Sur le site web figurent également des articles concernant les droits des femmes, des informations, etc.

Pouvez-vous nous donner quelques exemples concrets d’activités que vous avez menées dans le cadre de la campagne Décisions pour la vie ?

- Nous avons organisé un concours national de rédaction où des jeunes femmes de toutes les régions ont envoyé des textes exprimant leurs points de vue à propos de l’égalité entre hommes et femmes et les conditions au travail, par exemple. Nous avons décidé d’organiser ce concours annuellement. Nous pensons que ce pourrait être un bon moyen d’attirer des jeunes dirigeantes.

- Autre exemple, celui de deux jeunes femmes qui, après avoir participé au concours, ont mis sur pied un cercle de conversation en langue anglaise. Cela leur permet d’aborder la problématique de l’égalité tout en s’adonnant à la pratique de la langue anglaise. Les jeunes femmes en question possèdent, toutes deux, un diplôme de professeur de langue anglaise mais n’exercent pas cette profession car les salaires sont insuffisants. À présent, elles travaillent en tant qu’office managers. Elles se réjouissent, néanmoins, d’avoir trouvé un moyen d’enseigner l’anglais.

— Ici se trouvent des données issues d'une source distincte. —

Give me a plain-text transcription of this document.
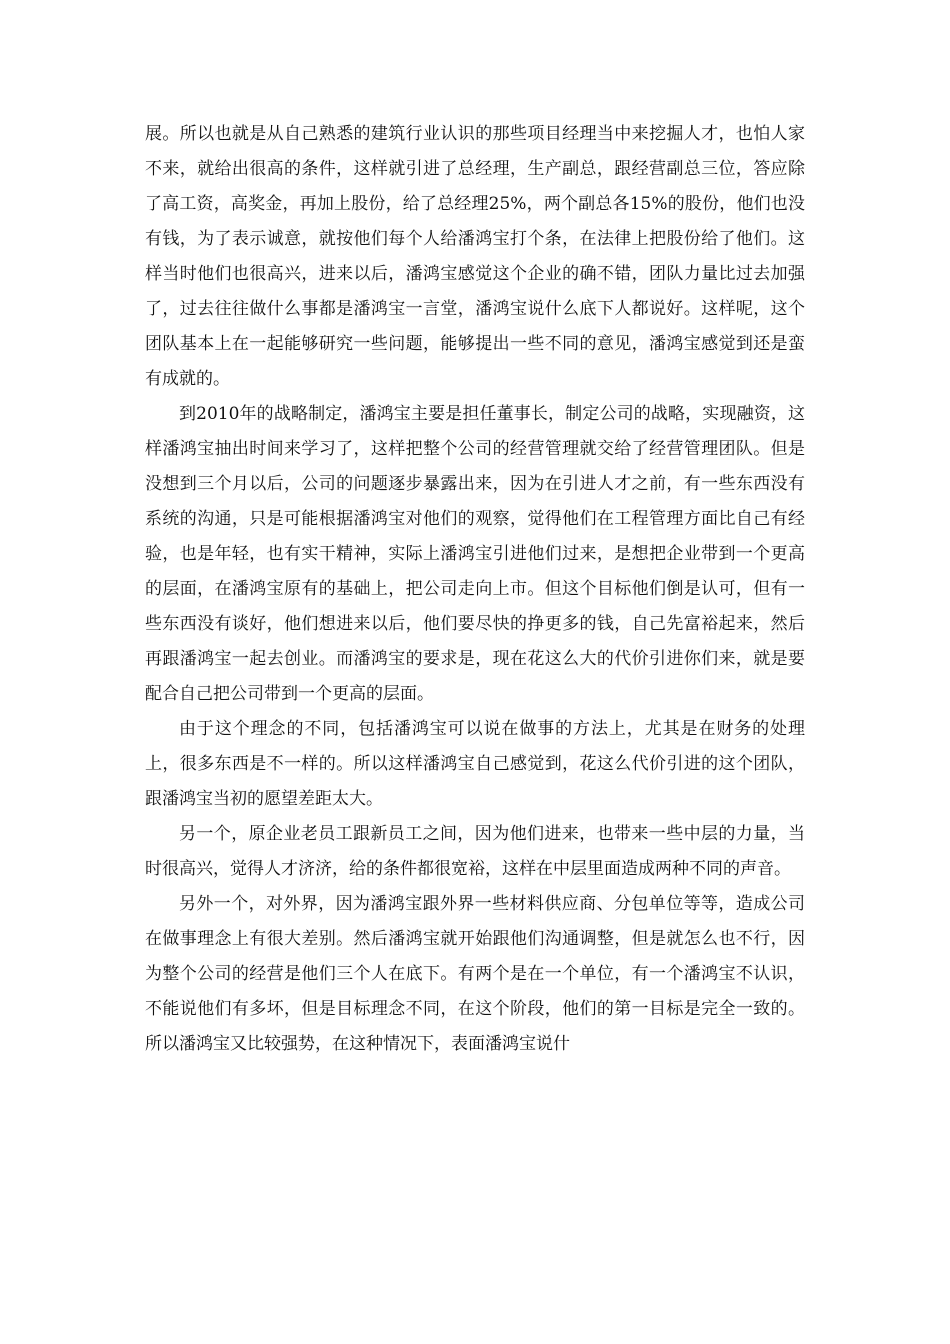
展。所以也就是从自己熟悉的建筑行业认识的那些项目经理当中来挖掘人才，也怕人家不来，就给出很高的条件，这样就引进了总经理，生产副总，跟经营副总三位，答应除了高工资，高奖金，再加上股份，给了总经理25%，两个副总各15%的股份，他们也没有钱，为了表示诚意，就按他们每个人给潘鸿宝打个条，在法律上把股份给了他们。这样当时他们也很高兴，进来以后，潘鸿宝感觉这个企业的确不错，团队力量比过去加强了，过去往往做什么事都是潘鸿宝一言堂，潘鸿宝说什么底下人都说好。这样呢，这个团队基本上在一起能够研究一些问题，能够提出一些不同的意见，潘鸿宝感觉到还是蛮有成就的。

到2010年的战略制定，潘鸿宝主要是担任董事长，制定公司的战略，实现融资，这样潘鸿宝抽出时间来学习了，这样把整个公司的经营管理就交给了经营管理团队。但是没想到三个月以后，公司的问题逐步暴露出来，因为在引进人才之前，有一些东西没有系统的沟通，只是可能根据潘鸿宝对他们的观察，觉得他们在工程管理方面比自己有经验，也是年轻，也有实干精神，实际上潘鸿宝引进他们过来，是想把企业带到一个更高的层面，在潘鸿宝原有的基础上，把公司走向上市。但这个目标他们倒是认可，但有一些东西没有谈好，他们想进来以后，他们要尽快的挣更多的钱，自己先富裕起来，然后再跟潘鸿宝一起去创业。而潘鸿宝的要求是，现在花这么大的代价引进你们来，就是要配合自己把公司带到一个更高的层面。

由于这个理念的不同，包括潘鸿宝可以说在做事的方法上，尤其是在财务的处理上，很多东西是不一样的。所以这样潘鸿宝自己感觉到，花这么代价引进的这个团队，跟潘鸿宝当初的愿望差距太大。

另一个，原企业老员工跟新员工之间，因为他们进来，也带来一些中层的力量，当时很高兴，觉得人才济济，给的条件都很宽裕，这样在中层里面造成两种不同的声音。

另外一个，对外界，因为潘鸿宝跟外界一些材料供应商、分包单位等等，造成公司在做事理念上有很大差别。然后潘鸿宝就开始跟他们沟通调整，但是就怎么也不行，因为整个公司的经营是他们三个人在底下。有两个是在一个单位，有一个潘鸿宝不认识，不能说他们有多坏，但是目标理念不同，在这个阶段，他们的第一目标是完全一致的。所以潘鸿宝又比较强势，在这种情况下，表面潘鸿宝说什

- Une autre jeune femme qui rêvait de devenir journaliste rédige à présent des articles pour nos sites web.

Quelle est la situation des jeunes travailleuses en Ukraine ?

- À l’heure actuelle, avec la crise financière qui sévit dans le monde entier, la situation des jeunes travailleuses en Ukraine laisse énormément à désirer. Beaucoup de gens tentent de se réaliser mais ont besoin d’aide en ce sens, qu’on leur indique la voie à suivre. Nous devons les conseiller sur comment prendre des décisions. Bien entendu, il y a toujours le gros problème du plafond de verre ; les femmes peuvent atteindre les échelons intermédiaires mais pas le sommet.

- J’espère que de plus en plus de jeunes femmes pourront accéder au leadership et que ce projet les armera de la confiance nécessaire pour oser aller au bout de leurs ambitions. Les jeunes, en particulier, pâtissent d’une crise de dignité en Ukraine. Les jeunes femmes ont besoin d’horaires de travail flexibles qui leur permettent de concilier travail et vie personnelle.

- Dans notre pays, les gens ont peur d’adhérer aux syndicats. Après tant d’années de mauvais traitements, ils ne font désormais plus confiance à personne. Ils ne sont pas sûrs qu’en payant leur cotisation syndicale ils obtiendront réellement l’aide dont ils ont besoin au moment opportun. Les gens ne tiennent pas à ce qu’on leur fasse porter la responsabilité de leur propre vie ! Je pense que le fait que Décisions pour la vie soit une campagne internationale peut beaucoup nous aider – des gens aux quatre coins du monde luttent pour une même cause et nous ne sommes donc pas seules à mener ce combat.

Quelle est la situation des femmes en Ukraine ?

- Les hommes ne respectent pas les femmes en Ukraine. Nous avons une législation à peu près idéale en matière de droits des femmes et des travailleurs (congé de maternité, etc.) mais les employeurs ne respectent pas les lois et les enfreignent systématiquement !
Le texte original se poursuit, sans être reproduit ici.